Dozens of police deployed to Dewey Sq. helped to remove the sink. Several officers proceeded to carry and load it from the encampment’s food tent into a police van, but an estimated 75 occupiers linked arms around the vehicle and resisted for twenty minues before finally surrendering the sink to authorities.
In addition to the sink, three human beings were also taken into custody. Two were charged with disorderly conduct and the third for assaulting a police officer. There were also several claims of police violence towards various occupiers including Suzi Pietroluongo, who was punched and stepped on. Pietroluongo holds, however, that the incident may have been accidental.
Occupiers were granted a victory at a court hearing earlier that day, when Suffolk Superior Court Judge Frances McIntyre chose to extend the temporary restraining order against the City of Boston. Her final decision will be made by December 15th. Until then, the Boston Police Department is forbidden from evicting the Dewey Square encampment; a premature raid would risk contempt of court. A press release from Occupy Boston claims that the confiscation of property also conflicts with the ruling: “The order also prevents officials from removing tents and personal property.”
However, the Boston Police Department maintains that “building materials” are not allowed in the camp. When questioned about the term, one officer said this included “anything you buy at Home Depot.”
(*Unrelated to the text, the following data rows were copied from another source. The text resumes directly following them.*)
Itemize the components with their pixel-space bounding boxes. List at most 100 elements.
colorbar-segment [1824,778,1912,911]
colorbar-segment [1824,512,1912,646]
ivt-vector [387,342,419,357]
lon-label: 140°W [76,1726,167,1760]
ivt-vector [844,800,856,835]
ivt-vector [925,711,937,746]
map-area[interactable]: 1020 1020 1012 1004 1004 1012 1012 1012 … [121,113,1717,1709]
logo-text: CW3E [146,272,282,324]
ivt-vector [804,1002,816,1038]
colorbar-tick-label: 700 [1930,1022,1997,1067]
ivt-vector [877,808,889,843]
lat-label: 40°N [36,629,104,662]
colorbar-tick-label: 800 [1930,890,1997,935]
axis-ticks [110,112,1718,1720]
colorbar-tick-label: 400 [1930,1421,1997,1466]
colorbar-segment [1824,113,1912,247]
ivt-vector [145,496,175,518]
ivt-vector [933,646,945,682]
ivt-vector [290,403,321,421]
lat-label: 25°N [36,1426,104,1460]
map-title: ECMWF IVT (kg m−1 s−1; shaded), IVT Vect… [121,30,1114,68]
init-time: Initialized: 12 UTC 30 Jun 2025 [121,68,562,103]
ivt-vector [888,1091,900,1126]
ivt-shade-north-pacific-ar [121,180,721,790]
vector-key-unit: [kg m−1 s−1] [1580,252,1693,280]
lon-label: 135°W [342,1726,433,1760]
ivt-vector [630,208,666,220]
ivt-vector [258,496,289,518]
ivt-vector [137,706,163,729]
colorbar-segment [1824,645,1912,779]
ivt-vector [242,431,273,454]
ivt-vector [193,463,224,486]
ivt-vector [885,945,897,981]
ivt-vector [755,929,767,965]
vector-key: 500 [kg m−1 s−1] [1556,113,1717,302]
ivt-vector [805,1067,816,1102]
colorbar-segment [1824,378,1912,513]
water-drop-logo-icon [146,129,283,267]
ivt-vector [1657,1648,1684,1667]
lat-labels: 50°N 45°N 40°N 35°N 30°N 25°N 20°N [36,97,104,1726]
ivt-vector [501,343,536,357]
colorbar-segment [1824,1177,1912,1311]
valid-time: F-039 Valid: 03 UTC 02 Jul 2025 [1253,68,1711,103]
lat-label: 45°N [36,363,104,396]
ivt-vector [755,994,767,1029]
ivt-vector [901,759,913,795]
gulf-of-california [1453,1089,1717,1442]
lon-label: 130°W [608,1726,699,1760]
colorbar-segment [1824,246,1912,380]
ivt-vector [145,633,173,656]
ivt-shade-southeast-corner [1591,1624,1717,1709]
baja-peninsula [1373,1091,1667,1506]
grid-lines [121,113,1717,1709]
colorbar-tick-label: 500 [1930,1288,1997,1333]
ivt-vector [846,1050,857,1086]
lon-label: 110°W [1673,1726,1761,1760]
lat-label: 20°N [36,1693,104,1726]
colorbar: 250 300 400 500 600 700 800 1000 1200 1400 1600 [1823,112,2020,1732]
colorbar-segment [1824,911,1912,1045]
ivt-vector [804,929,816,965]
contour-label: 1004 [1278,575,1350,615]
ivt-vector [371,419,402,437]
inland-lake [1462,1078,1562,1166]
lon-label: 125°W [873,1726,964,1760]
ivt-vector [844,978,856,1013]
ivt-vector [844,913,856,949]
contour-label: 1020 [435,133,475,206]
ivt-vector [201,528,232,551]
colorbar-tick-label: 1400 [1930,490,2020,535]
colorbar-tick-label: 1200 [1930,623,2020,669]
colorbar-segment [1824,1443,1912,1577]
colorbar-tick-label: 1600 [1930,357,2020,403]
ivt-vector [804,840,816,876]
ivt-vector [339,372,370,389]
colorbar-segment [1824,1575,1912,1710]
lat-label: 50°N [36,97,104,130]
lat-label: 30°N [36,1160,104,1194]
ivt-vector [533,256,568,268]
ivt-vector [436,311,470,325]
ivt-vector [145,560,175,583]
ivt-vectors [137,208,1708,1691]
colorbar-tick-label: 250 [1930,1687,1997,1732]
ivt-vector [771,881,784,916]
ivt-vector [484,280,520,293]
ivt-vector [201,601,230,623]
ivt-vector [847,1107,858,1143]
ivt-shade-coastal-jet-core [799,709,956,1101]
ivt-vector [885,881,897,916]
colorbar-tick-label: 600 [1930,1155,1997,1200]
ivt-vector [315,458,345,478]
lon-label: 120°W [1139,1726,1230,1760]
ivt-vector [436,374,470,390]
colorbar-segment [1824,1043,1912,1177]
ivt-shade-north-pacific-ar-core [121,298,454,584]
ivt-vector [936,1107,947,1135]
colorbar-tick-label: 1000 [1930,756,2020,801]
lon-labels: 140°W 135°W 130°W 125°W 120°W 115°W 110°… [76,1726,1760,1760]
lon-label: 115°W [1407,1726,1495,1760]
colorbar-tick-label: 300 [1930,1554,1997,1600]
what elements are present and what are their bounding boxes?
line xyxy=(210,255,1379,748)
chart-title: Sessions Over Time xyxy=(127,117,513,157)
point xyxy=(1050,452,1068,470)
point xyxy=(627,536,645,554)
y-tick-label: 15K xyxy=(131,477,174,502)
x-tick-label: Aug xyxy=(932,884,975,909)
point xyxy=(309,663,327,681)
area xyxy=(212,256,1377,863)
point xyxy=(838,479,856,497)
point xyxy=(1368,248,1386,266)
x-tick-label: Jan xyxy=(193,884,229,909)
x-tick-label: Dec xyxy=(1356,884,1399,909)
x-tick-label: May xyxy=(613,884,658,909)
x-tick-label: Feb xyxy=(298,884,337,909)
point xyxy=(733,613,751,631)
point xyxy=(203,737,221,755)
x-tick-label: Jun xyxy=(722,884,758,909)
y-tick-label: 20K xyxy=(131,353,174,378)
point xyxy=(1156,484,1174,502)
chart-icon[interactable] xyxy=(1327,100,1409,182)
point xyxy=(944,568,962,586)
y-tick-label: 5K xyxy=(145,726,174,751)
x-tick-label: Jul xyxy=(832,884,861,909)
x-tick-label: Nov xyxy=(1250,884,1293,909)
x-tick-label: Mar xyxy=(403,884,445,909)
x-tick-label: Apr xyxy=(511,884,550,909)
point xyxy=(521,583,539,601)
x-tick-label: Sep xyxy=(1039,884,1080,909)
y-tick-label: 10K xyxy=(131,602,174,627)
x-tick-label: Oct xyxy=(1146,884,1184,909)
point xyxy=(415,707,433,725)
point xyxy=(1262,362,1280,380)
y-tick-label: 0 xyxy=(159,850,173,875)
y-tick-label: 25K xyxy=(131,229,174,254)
One of Occupy Boston’s main concerns at the hearing Thursday was that police had prevented – and, at times, sabotaged – attempts at improving safety and living conditions within the camp. Witness Kristopher Eric Martin testified that the police had repeatedly confiscated winterization and safety equipment like tents, insulating materials, and blankets. Earlier in the week, Boston Police chose to confiscate a wooden pallet that was brought to Dewey Square, citing safety issues. The Occupation utilizes wooden pallets in order to form its major walkways between tents, and the pallet being brought in was intended to replace a broken one.
News of both Wednesday’s pallet incident and Thursday’s sink farce spread rapidly on the internet, where a number of Twitter users were quick to mock what they viewed as a patently absurd affair. A photo of Police Lieutenant John Pike––now infamous for his actions against protesters at Occupy UC Davis––has emerged in which the officer pepper-sprays a sink.
Police did not say whether or not bail would be granted so that the object in custody could return to its rightful owners.